While productivity is booming and boosting economic growth, a slow-growing labor force will hold back the economy's overall growth rate in the years ahead, he says. That means less consumption and less investment than some might expect.

Some private economists believe the economy can grow at a pace of nearly 4% in the years ahead, but Mr. Jorgenson says the growth rate will be just a little more than 3%.

"We're not going to have a return to the 1990s and we better live with it," he says.

In a new set of calculations, he estimates the number of hours Americans clock at work will grow by 0.7% annually in the next 10 years, a sharp slowdown from the pace of roughly 1.5% growth that prevailed from the 1960s through most of the 1990s.

Such a slowdown has long been foreordained, because baby boomers are creeping closer to retirement. But what is surprising is that it is potentially happening now, before the oldest boomers have reached their golden years.

Labor Department statistics, for instance, show sharp increases in the number of women, age 25 to 54, who are out of the labor force and attending to responsibilities at home. This number was declining through most of the 1990s, but then started to rise again in 1999 -- before the recession set in. Between 1999 and 2003 their ranks jumped 13% to 8.8 million, according to data compiled by Labor Department economist Steve Hipple.
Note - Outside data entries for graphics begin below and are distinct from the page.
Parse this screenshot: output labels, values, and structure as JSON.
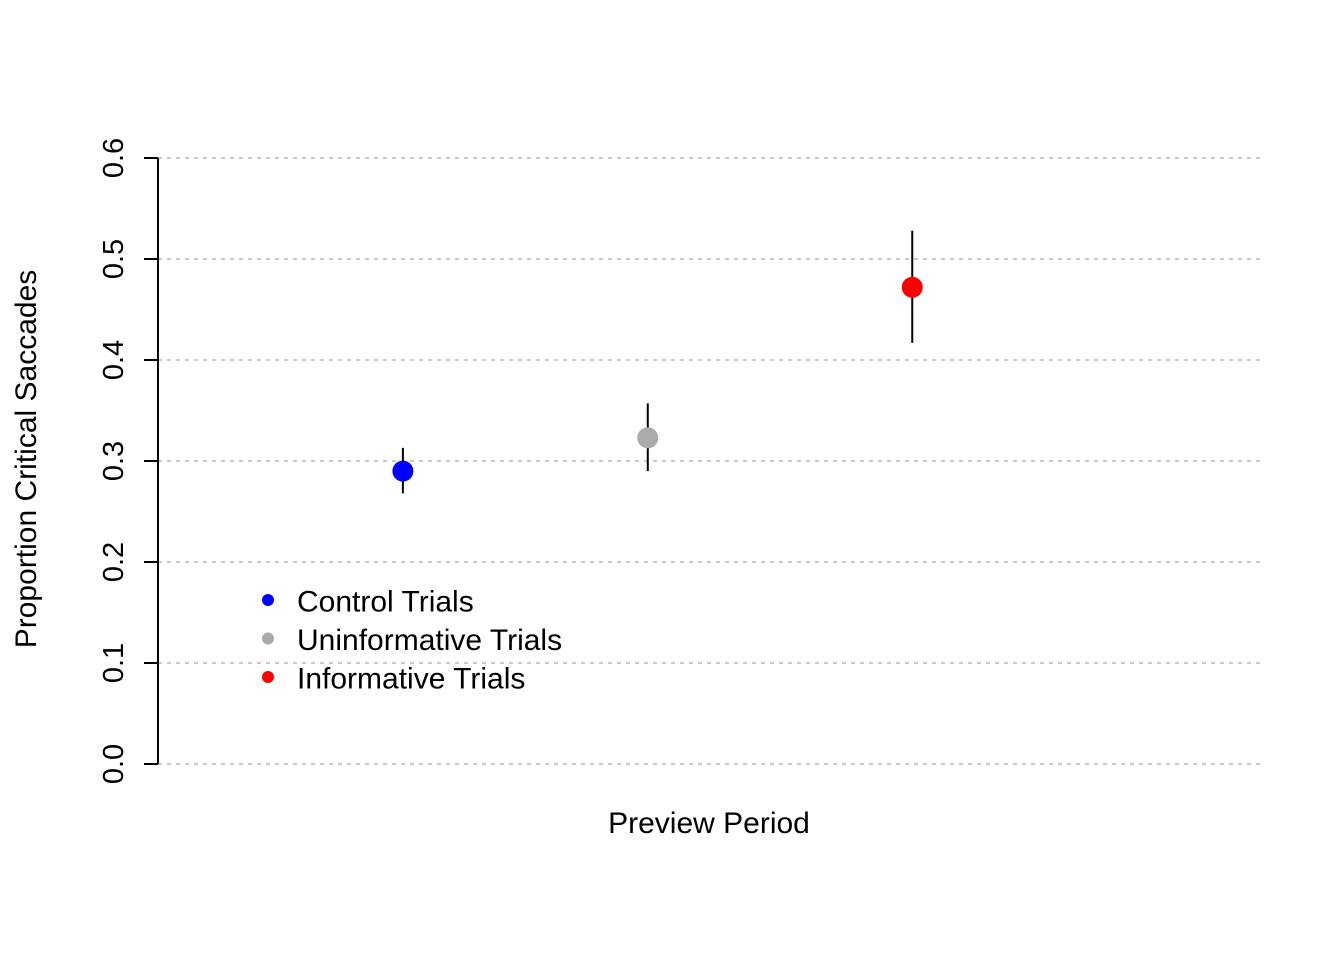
{
  "chart_data": {
    "type": "scatter",
    "title": "",
    "xlabel": "Preview Period",
    "ylabel": "Proportion Critical Saccades",
    "ylim": [
      0,
      0.6
    ],
    "y_ticks": [
      "0.0",
      "0.1",
      "0.2",
      "0.3",
      "0.4",
      "0.5",
      "0.6"
    ],
    "y_tick_values": [
      0,
      0.1,
      0.2,
      0.3,
      0.4,
      0.5,
      0.6
    ],
    "grid": "horizontal-dashed",
    "legend_position": "bottom-left",
    "series": [
      {
        "name": "Control Trials",
        "color": "#0000ff",
        "x": 1,
        "y": 0.29,
        "err_low": 0.268,
        "err_high": 0.313
      },
      {
        "name": "Uninformative Trials",
        "color": "#aaaaaa",
        "x": 2,
        "y": 0.323,
        "err_low": 0.29,
        "err_high": 0.357
      },
      {
        "name": "Informative Trials",
        "color": "#ff0000",
        "x": 3.08,
        "y": 0.472,
        "err_low": 0.417,
        "err_high": 0.528
      }
    ],
    "xlim": [
      0,
      4.5
    ]
  }
}
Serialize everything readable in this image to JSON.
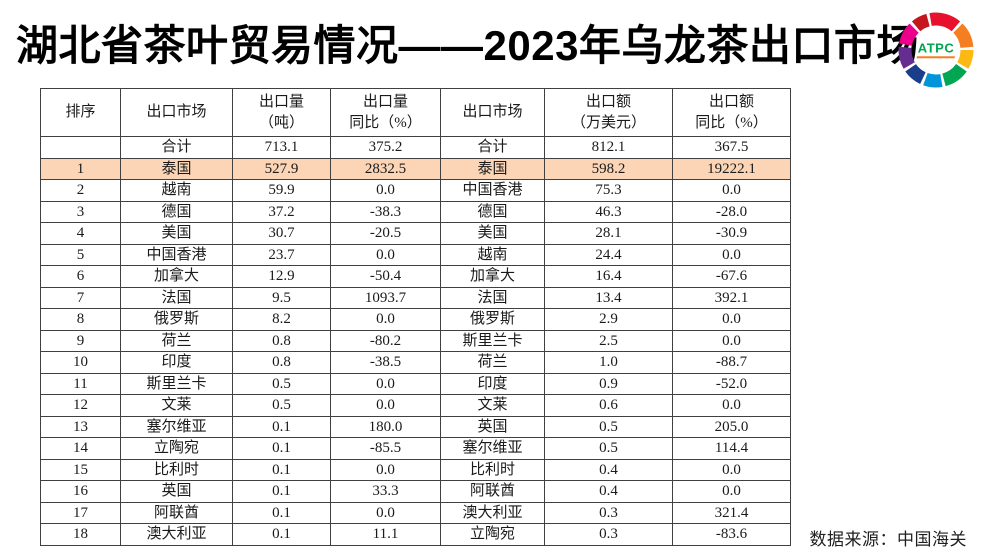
{
  "title": "湖北省茶叶贸易情况——2023年乌龙茶出口市场",
  "logo": {
    "label": "ATPC"
  },
  "source": "数据来源：中国海关",
  "accent_colors": {
    "highlight_row": "#fbd5b5",
    "logo_text_green": "#00a651",
    "logo_underline_orange": "#f57e20"
  },
  "table": {
    "headers": [
      [
        "排序"
      ],
      [
        "出口市场"
      ],
      [
        "出口量",
        "（吨）"
      ],
      [
        "出口量",
        "同比（%）"
      ],
      [
        "出口市场"
      ],
      [
        "出口额",
        "（万美元）"
      ],
      [
        "出口额",
        "同比（%）"
      ]
    ],
    "rows": [
      {
        "highlight": false,
        "cells": [
          "",
          "合计",
          "713.1",
          "375.2",
          "合计",
          "812.1",
          "367.5"
        ]
      },
      {
        "highlight": true,
        "cells": [
          "1",
          "泰国",
          "527.9",
          "2832.5",
          "泰国",
          "598.2",
          "19222.1"
        ]
      },
      {
        "highlight": false,
        "cells": [
          "2",
          "越南",
          "59.9",
          "0.0",
          "中国香港",
          "75.3",
          "0.0"
        ]
      },
      {
        "highlight": false,
        "cells": [
          "3",
          "德国",
          "37.2",
          "-38.3",
          "德国",
          "46.3",
          "-28.0"
        ]
      },
      {
        "highlight": false,
        "cells": [
          "4",
          "美国",
          "30.7",
          "-20.5",
          "美国",
          "28.1",
          "-30.9"
        ]
      },
      {
        "highlight": false,
        "cells": [
          "5",
          "中国香港",
          "23.7",
          "0.0",
          "越南",
          "24.4",
          "0.0"
        ]
      },
      {
        "highlight": false,
        "cells": [
          "6",
          "加拿大",
          "12.9",
          "-50.4",
          "加拿大",
          "16.4",
          "-67.6"
        ]
      },
      {
        "highlight": false,
        "cells": [
          "7",
          "法国",
          "9.5",
          "1093.7",
          "法国",
          "13.4",
          "392.1"
        ]
      },
      {
        "highlight": false,
        "cells": [
          "8",
          "俄罗斯",
          "8.2",
          "0.0",
          "俄罗斯",
          "2.9",
          "0.0"
        ]
      },
      {
        "highlight": false,
        "cells": [
          "9",
          "荷兰",
          "0.8",
          "-80.2",
          "斯里兰卡",
          "2.5",
          "0.0"
        ]
      },
      {
        "highlight": false,
        "cells": [
          "10",
          "印度",
          "0.8",
          "-38.5",
          "荷兰",
          "1.0",
          "-88.7"
        ]
      },
      {
        "highlight": false,
        "cells": [
          "11",
          "斯里兰卡",
          "0.5",
          "0.0",
          "印度",
          "0.9",
          "-52.0"
        ]
      },
      {
        "highlight": false,
        "cells": [
          "12",
          "文莱",
          "0.5",
          "0.0",
          "文莱",
          "0.6",
          "0.0"
        ]
      },
      {
        "highlight": false,
        "cells": [
          "13",
          "塞尔维亚",
          "0.1",
          "180.0",
          "英国",
          "0.5",
          "205.0"
        ]
      },
      {
        "highlight": false,
        "cells": [
          "14",
          "立陶宛",
          "0.1",
          "-85.5",
          "塞尔维亚",
          "0.5",
          "114.4"
        ]
      },
      {
        "highlight": false,
        "cells": [
          "15",
          "比利时",
          "0.1",
          "0.0",
          "比利时",
          "0.4",
          "0.0"
        ]
      },
      {
        "highlight": false,
        "cells": [
          "16",
          "英国",
          "0.1",
          "33.3",
          "阿联酋",
          "0.4",
          "0.0"
        ]
      },
      {
        "highlight": false,
        "cells": [
          "17",
          "阿联酋",
          "0.1",
          "0.0",
          "澳大利亚",
          "0.3",
          "321.4"
        ]
      },
      {
        "highlight": false,
        "cells": [
          "18",
          "澳大利亚",
          "0.1",
          "11.1",
          "立陶宛",
          "0.3",
          "-83.6"
        ]
      }
    ]
  },
  "chart_data": {
    "type": "table",
    "title": "湖北省茶叶贸易情况——2023年乌龙茶出口市场",
    "columns": [
      "排序",
      "出口市场",
      "出口量（吨）",
      "出口量同比（%）",
      "出口市场",
      "出口额（万美元）",
      "出口额同比（%）"
    ],
    "total_row": [
      "",
      "合计",
      713.1,
      375.2,
      "合计",
      812.1,
      367.5
    ],
    "volume_markets": [
      "泰国",
      "越南",
      "德国",
      "美国",
      "中国香港",
      "加拿大",
      "法国",
      "俄罗斯",
      "荷兰",
      "印度",
      "斯里兰卡",
      "文莱",
      "塞尔维亚",
      "立陶宛",
      "比利时",
      "英国",
      "阿联酋",
      "澳大利亚"
    ],
    "volume_tons": [
      527.9,
      59.9,
      37.2,
      30.7,
      23.7,
      12.9,
      9.5,
      8.2,
      0.8,
      0.8,
      0.5,
      0.5,
      0.1,
      0.1,
      0.1,
      0.1,
      0.1,
      0.1
    ],
    "volume_yoy_pct": [
      2832.5,
      0.0,
      -38.3,
      -20.5,
      0.0,
      -50.4,
      1093.7,
      0.0,
      -80.2,
      -38.5,
      0.0,
      0.0,
      180.0,
      -85.5,
      0.0,
      33.3,
      0.0,
      11.1
    ],
    "value_markets": [
      "泰国",
      "中国香港",
      "德国",
      "美国",
      "越南",
      "加拿大",
      "法国",
      "俄罗斯",
      "斯里兰卡",
      "荷兰",
      "印度",
      "文莱",
      "英国",
      "塞尔维亚",
      "比利时",
      "阿联酋",
      "澳大利亚",
      "立陶宛"
    ],
    "value_10k_usd": [
      598.2,
      75.3,
      46.3,
      28.1,
      24.4,
      16.4,
      13.4,
      2.9,
      2.5,
      1.0,
      0.9,
      0.6,
      0.5,
      0.5,
      0.4,
      0.4,
      0.3,
      0.3
    ],
    "value_yoy_pct": [
      19222.1,
      0.0,
      -28.0,
      -30.9,
      0.0,
      -67.6,
      392.1,
      0.0,
      0.0,
      -88.7,
      -52.0,
      0.0,
      205.0,
      114.4,
      0.0,
      0.0,
      321.4,
      -83.6
    ]
  }
}
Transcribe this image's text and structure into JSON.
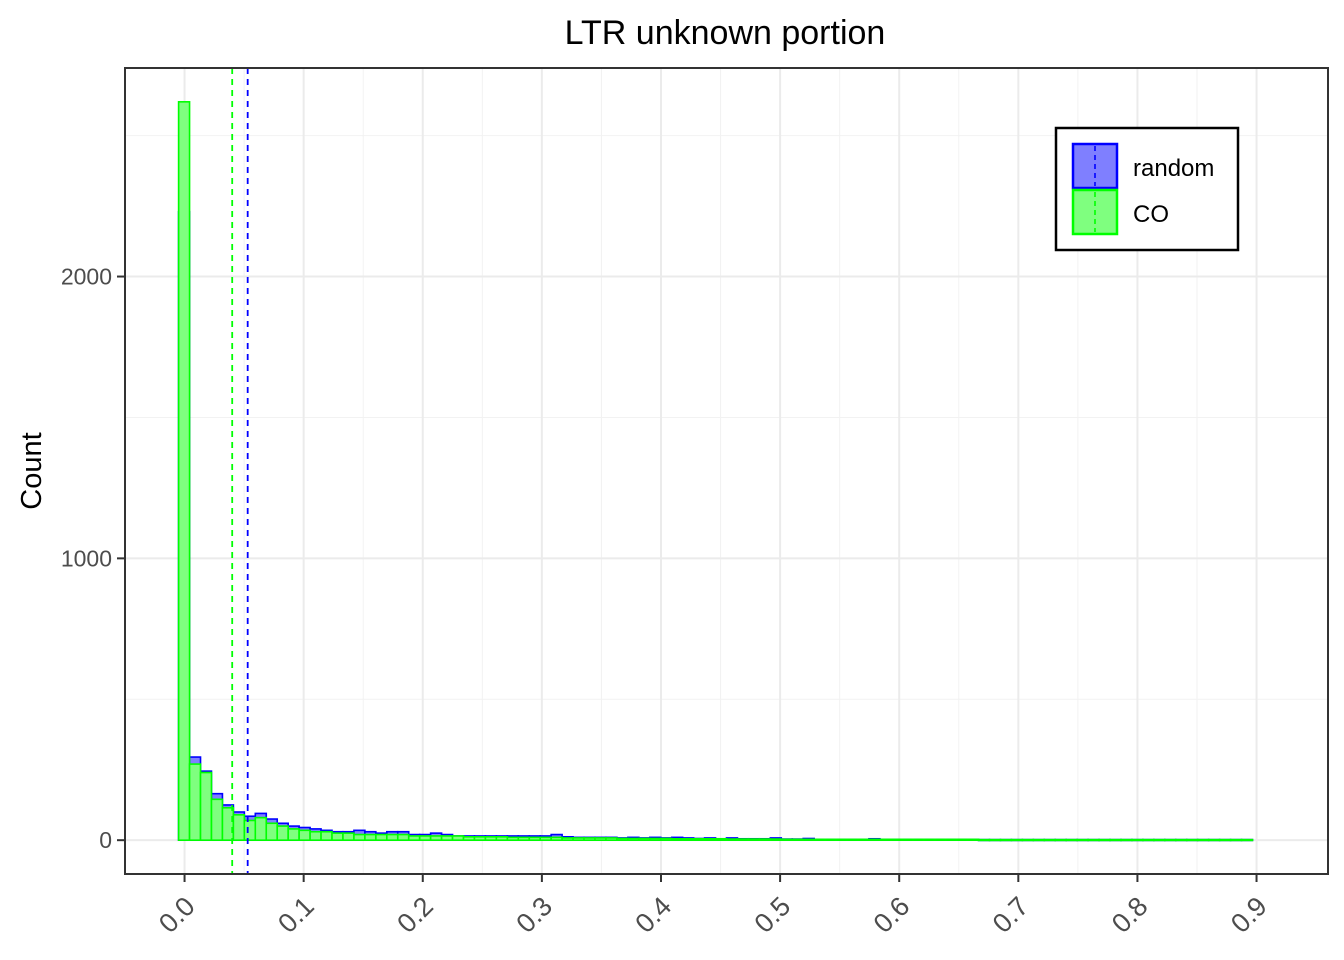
{
  "chart_data": {
    "type": "histogram",
    "title": "LTR unknown portion",
    "xlabel": "",
    "ylabel": "Count",
    "xlim": [
      -0.05,
      0.96
    ],
    "ylim": [
      -120,
      2740
    ],
    "x_ticks": [
      0.0,
      0.1,
      0.2,
      0.3,
      0.4,
      0.5,
      0.6,
      0.7,
      0.8,
      0.9
    ],
    "x_tick_labels": [
      "0.0",
      "0.1",
      "0.2",
      "0.3",
      "0.4",
      "0.5",
      "0.6",
      "0.7",
      "0.8",
      "0.9"
    ],
    "y_ticks": [
      0,
      1000,
      2000
    ],
    "y_tick_labels": [
      "0",
      "1000",
      "2000"
    ],
    "grid": true,
    "legend": {
      "placement": "top-right",
      "entries": [
        "random",
        "CO"
      ]
    },
    "bin_start": -0.005,
    "bin_width": 0.0092,
    "series": [
      {
        "name": "random",
        "fill": "#7f7fff",
        "stroke": "#0000ff",
        "mean_line": 0.053,
        "values": [
          2230,
          295,
          245,
          165,
          125,
          100,
          85,
          95,
          75,
          60,
          50,
          45,
          40,
          35,
          30,
          30,
          35,
          30,
          25,
          30,
          30,
          20,
          20,
          25,
          20,
          15,
          15,
          15,
          15,
          15,
          15,
          15,
          15,
          15,
          20,
          12,
          10,
          10,
          10,
          10,
          8,
          10,
          8,
          10,
          8,
          10,
          8,
          6,
          8,
          5,
          8,
          5,
          5,
          5,
          8,
          4,
          4,
          6,
          3,
          3,
          3,
          3,
          3,
          5,
          3,
          3,
          3,
          3,
          3,
          3,
          3,
          3,
          3,
          2,
          2,
          2,
          2,
          2,
          2,
          2,
          2,
          2,
          2,
          2,
          2,
          2,
          2,
          2,
          2,
          2,
          2,
          2,
          2,
          2,
          2,
          2,
          2,
          2
        ]
      },
      {
        "name": "CO",
        "fill": "#7fff7f",
        "stroke": "#00ff00",
        "mean_line": 0.04,
        "values": [
          2620,
          270,
          240,
          145,
          115,
          90,
          70,
          80,
          60,
          50,
          40,
          35,
          30,
          30,
          25,
          25,
          20,
          20,
          20,
          20,
          20,
          15,
          15,
          15,
          15,
          15,
          12,
          12,
          12,
          12,
          10,
          10,
          10,
          10,
          10,
          8,
          8,
          8,
          8,
          8,
          6,
          6,
          6,
          6,
          6,
          5,
          5,
          5,
          5,
          5,
          4,
          4,
          4,
          4,
          4,
          3,
          3,
          3,
          3,
          3,
          3,
          3,
          3,
          3,
          3,
          3,
          3,
          3,
          3,
          3,
          3,
          3,
          3,
          2,
          2,
          2,
          2,
          2,
          2,
          2,
          2,
          2,
          2,
          2,
          2,
          2,
          2,
          2,
          2,
          2,
          2,
          2,
          2,
          2,
          2,
          2,
          2,
          2
        ]
      }
    ]
  }
}
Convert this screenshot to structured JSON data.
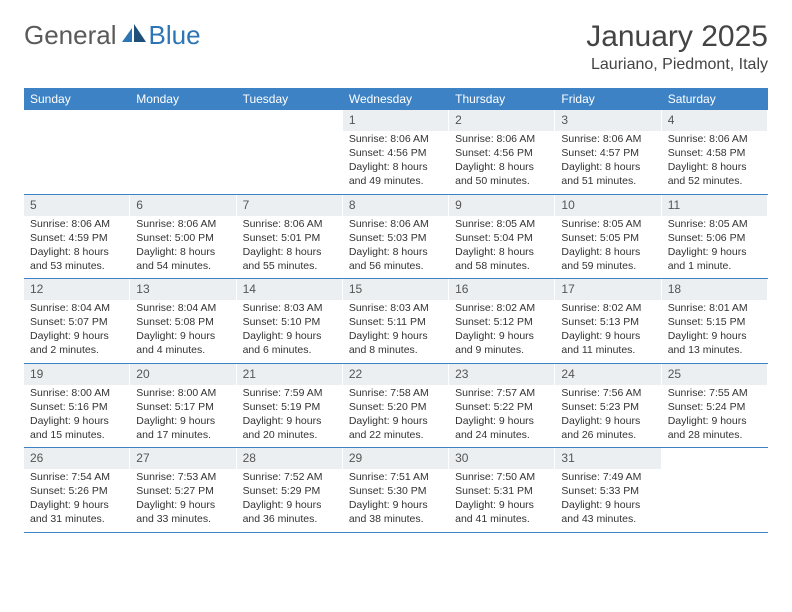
{
  "brand": {
    "part1": "General",
    "part2": "Blue"
  },
  "title": "January 2025",
  "location": "Lauriano, Piedmont, Italy",
  "colors": {
    "header_bg": "#3d82c4",
    "header_text": "#ffffff",
    "daynum_bg": "#eceff1",
    "border": "#3d82c4",
    "brand_gray": "#5a5a5a",
    "brand_blue": "#2e75b6"
  },
  "typography": {
    "title_fontsize": 30,
    "location_fontsize": 16,
    "dayheader_fontsize": 12,
    "cell_fontsize": 10.5
  },
  "labels": {
    "sunrise": "Sunrise:",
    "sunset": "Sunset:",
    "daylight": "Daylight:"
  },
  "day_headers": [
    "Sunday",
    "Monday",
    "Tuesday",
    "Wednesday",
    "Thursday",
    "Friday",
    "Saturday"
  ],
  "weeks": [
    [
      null,
      null,
      null,
      {
        "n": "1",
        "sr": "8:06 AM",
        "ss": "4:56 PM",
        "dl1": "8 hours",
        "dl2": "and 49 minutes."
      },
      {
        "n": "2",
        "sr": "8:06 AM",
        "ss": "4:56 PM",
        "dl1": "8 hours",
        "dl2": "and 50 minutes."
      },
      {
        "n": "3",
        "sr": "8:06 AM",
        "ss": "4:57 PM",
        "dl1": "8 hours",
        "dl2": "and 51 minutes."
      },
      {
        "n": "4",
        "sr": "8:06 AM",
        "ss": "4:58 PM",
        "dl1": "8 hours",
        "dl2": "and 52 minutes."
      }
    ],
    [
      {
        "n": "5",
        "sr": "8:06 AM",
        "ss": "4:59 PM",
        "dl1": "8 hours",
        "dl2": "and 53 minutes."
      },
      {
        "n": "6",
        "sr": "8:06 AM",
        "ss": "5:00 PM",
        "dl1": "8 hours",
        "dl2": "and 54 minutes."
      },
      {
        "n": "7",
        "sr": "8:06 AM",
        "ss": "5:01 PM",
        "dl1": "8 hours",
        "dl2": "and 55 minutes."
      },
      {
        "n": "8",
        "sr": "8:06 AM",
        "ss": "5:03 PM",
        "dl1": "8 hours",
        "dl2": "and 56 minutes."
      },
      {
        "n": "9",
        "sr": "8:05 AM",
        "ss": "5:04 PM",
        "dl1": "8 hours",
        "dl2": "and 58 minutes."
      },
      {
        "n": "10",
        "sr": "8:05 AM",
        "ss": "5:05 PM",
        "dl1": "8 hours",
        "dl2": "and 59 minutes."
      },
      {
        "n": "11",
        "sr": "8:05 AM",
        "ss": "5:06 PM",
        "dl1": "9 hours",
        "dl2": "and 1 minute."
      }
    ],
    [
      {
        "n": "12",
        "sr": "8:04 AM",
        "ss": "5:07 PM",
        "dl1": "9 hours",
        "dl2": "and 2 minutes."
      },
      {
        "n": "13",
        "sr": "8:04 AM",
        "ss": "5:08 PM",
        "dl1": "9 hours",
        "dl2": "and 4 minutes."
      },
      {
        "n": "14",
        "sr": "8:03 AM",
        "ss": "5:10 PM",
        "dl1": "9 hours",
        "dl2": "and 6 minutes."
      },
      {
        "n": "15",
        "sr": "8:03 AM",
        "ss": "5:11 PM",
        "dl1": "9 hours",
        "dl2": "and 8 minutes."
      },
      {
        "n": "16",
        "sr": "8:02 AM",
        "ss": "5:12 PM",
        "dl1": "9 hours",
        "dl2": "and 9 minutes."
      },
      {
        "n": "17",
        "sr": "8:02 AM",
        "ss": "5:13 PM",
        "dl1": "9 hours",
        "dl2": "and 11 minutes."
      },
      {
        "n": "18",
        "sr": "8:01 AM",
        "ss": "5:15 PM",
        "dl1": "9 hours",
        "dl2": "and 13 minutes."
      }
    ],
    [
      {
        "n": "19",
        "sr": "8:00 AM",
        "ss": "5:16 PM",
        "dl1": "9 hours",
        "dl2": "and 15 minutes."
      },
      {
        "n": "20",
        "sr": "8:00 AM",
        "ss": "5:17 PM",
        "dl1": "9 hours",
        "dl2": "and 17 minutes."
      },
      {
        "n": "21",
        "sr": "7:59 AM",
        "ss": "5:19 PM",
        "dl1": "9 hours",
        "dl2": "and 20 minutes."
      },
      {
        "n": "22",
        "sr": "7:58 AM",
        "ss": "5:20 PM",
        "dl1": "9 hours",
        "dl2": "and 22 minutes."
      },
      {
        "n": "23",
        "sr": "7:57 AM",
        "ss": "5:22 PM",
        "dl1": "9 hours",
        "dl2": "and 24 minutes."
      },
      {
        "n": "24",
        "sr": "7:56 AM",
        "ss": "5:23 PM",
        "dl1": "9 hours",
        "dl2": "and 26 minutes."
      },
      {
        "n": "25",
        "sr": "7:55 AM",
        "ss": "5:24 PM",
        "dl1": "9 hours",
        "dl2": "and 28 minutes."
      }
    ],
    [
      {
        "n": "26",
        "sr": "7:54 AM",
        "ss": "5:26 PM",
        "dl1": "9 hours",
        "dl2": "and 31 minutes."
      },
      {
        "n": "27",
        "sr": "7:53 AM",
        "ss": "5:27 PM",
        "dl1": "9 hours",
        "dl2": "and 33 minutes."
      },
      {
        "n": "28",
        "sr": "7:52 AM",
        "ss": "5:29 PM",
        "dl1": "9 hours",
        "dl2": "and 36 minutes."
      },
      {
        "n": "29",
        "sr": "7:51 AM",
        "ss": "5:30 PM",
        "dl1": "9 hours",
        "dl2": "and 38 minutes."
      },
      {
        "n": "30",
        "sr": "7:50 AM",
        "ss": "5:31 PM",
        "dl1": "9 hours",
        "dl2": "and 41 minutes."
      },
      {
        "n": "31",
        "sr": "7:49 AM",
        "ss": "5:33 PM",
        "dl1": "9 hours",
        "dl2": "and 43 minutes."
      },
      null
    ]
  ]
}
"We're at the end of an historic period where female labor-force participation rates had been steadily climbing," says Mr. Jorgenson.

Teens and young workers in their 20s are another driving force in this trend of slow labor-force growth. A recent study by economists at the Federal Reserve Bank of Chicago found young Americans behaved differently in the recent downturn when compared with the downturn of the early 1990s.

Back then, an increasing number of teens and college-age students chose to go to school and work at the same time. But from 2000 to 2002, on the other hand, they stayed in school and moved out of the labor force in large numbers. The authors -- Daniel Aaronson, Ellen Rissman and Daniel Sullivan -- argue young workers are potentially responding to the higher wages that are being earned by workers with high skills by dedicating more time to school and less time to work.

Meanwhile, the number of adult Americans who say they are out of the work force and disabled increased by 18%, or 1.8 million, from 2000 to 2003. The number of people ages 25 to 54 who said they retired increased by 27%, or 234,000.

It all adds up to a labor-force slowdown that has been much more complicated than many economists believe. The wild card in whether this slowdown will persist is older workers. Surprisingly, the oldest workers -- those 65 and over -- are the ones whose labor-force participation rates have picked up the most in the past few years. They are healthier. And if Social Security reform entails an increase in the retirement age -- as some argue it should -- they might find they have to work longer than they expected.